Was fehlt meinem Leben? Was suche ich in dunklem Drange? Ein Weib, ein Abenteuer, geistige Beschäftigung, Gelderwerb? Will ich meine Existenz erweitern? Ist es das Verlangen, mich von meinem Heim, von meinem Ich zu erlösen? Bin ich meiner Lebensweise überdrüssig? Sehne ich mich nach einer andern?

Etwas hiervon ist es, vielleicht alles zusammen. Auf jeden Fall ist mein Zustand ganz abscheulich: eine fieberhafte Aufgeregtheit, der gewöhnlich die ödeste Teilnahmlosigkeit folgt. Mitunter quält mich der Gedanke, daß ich eine Stunde früher zur rechten Zeit gekommen wäre. Ich hätte noch einmal so rasch gehen müssen oder einen andern Weg! Ich hätte mich durch nichts aufhalten lassen sollen! So aber habe ich das Gesuchte, dem ich schon so lange ins Blaue hinein nachjage, wieder verfehlt!
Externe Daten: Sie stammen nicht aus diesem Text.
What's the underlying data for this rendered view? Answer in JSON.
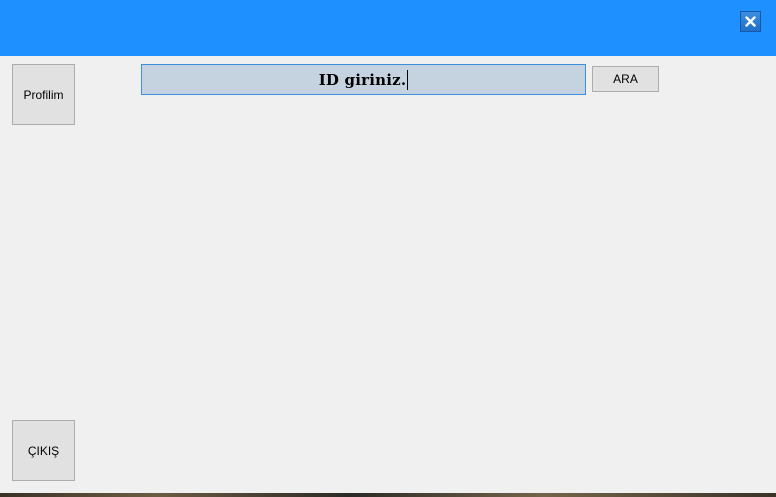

Die tiefste Schwermut, die düsterste Verzweiflung umfängt mich, wenn ich sehe, daß alles das zu keinem Ziele führt, daß mir meine Jugend entschwindet, ohne daß mir irgendeine Befriedigung zuteil wird. Dann fahren die hungrigen Leidenschaften in meinem Herzen jäh auf und zerfleischen einander wie die Bestien im Tiergarten, wenn der Wärter vergessen hat, ihnen ihr Fressen vorzuwerfen. Bei allen den mich insgeheim schwer bedrückenden Enttäuschungen lebt und webt etwas in mir, das sich nicht unterkriegen und morden läßt. Hoffnung ist es nicht, denn um zu hoffen, muß ein Wunsch da sein, eine ausgesprochene Sehnsucht, daß sich die Dinge nach einer gewissen Richtung wenden möchten. Ich wünsche nichts, weil ich mir alles wünsche. Etwas Bestimmtes erhoffen, kommt mir töricht vor. Und was um mich existiert, ist mir im höchsten Maße gleichgültig.
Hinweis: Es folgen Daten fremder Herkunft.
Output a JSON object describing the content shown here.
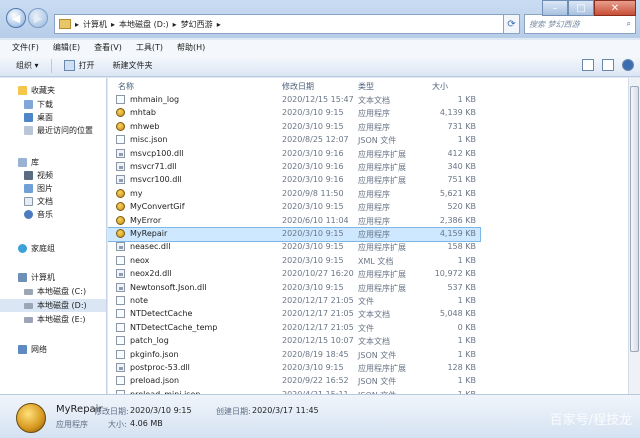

Ich warte. Worauf? Das weiß ich nicht. Aber ich warte. Es ist ein banges Harren, voller Ungeduld, Unruhe, Nervosität. So muß der Zustand eines Verliebten sein, der seine Geliebte erwartet. Niemand kommt. Ich gerate in Wut oder fange an zu weinen. Ich warte auf eine überirdische Offenbarung durch ein himmlisches Wesen. Eine Revolution könnte kommen und mich zum Welteroberer machen. Die Sixtinische Madonna könnte aus ihrem Rahmen steigen und mich küssen. Mir bisher unbekannte Verwandte könnten sterben und mir alle Schätze aus Tausend und Eine Nacht vermachen. Ein Flügelroß könnte herbeifliegen und mich nach sagenhaften Gegenden entführen … Ach, worauf ich auch warten mag: etwas Alltägliches und Mittelmäßiges ist es ganz gewiß nicht.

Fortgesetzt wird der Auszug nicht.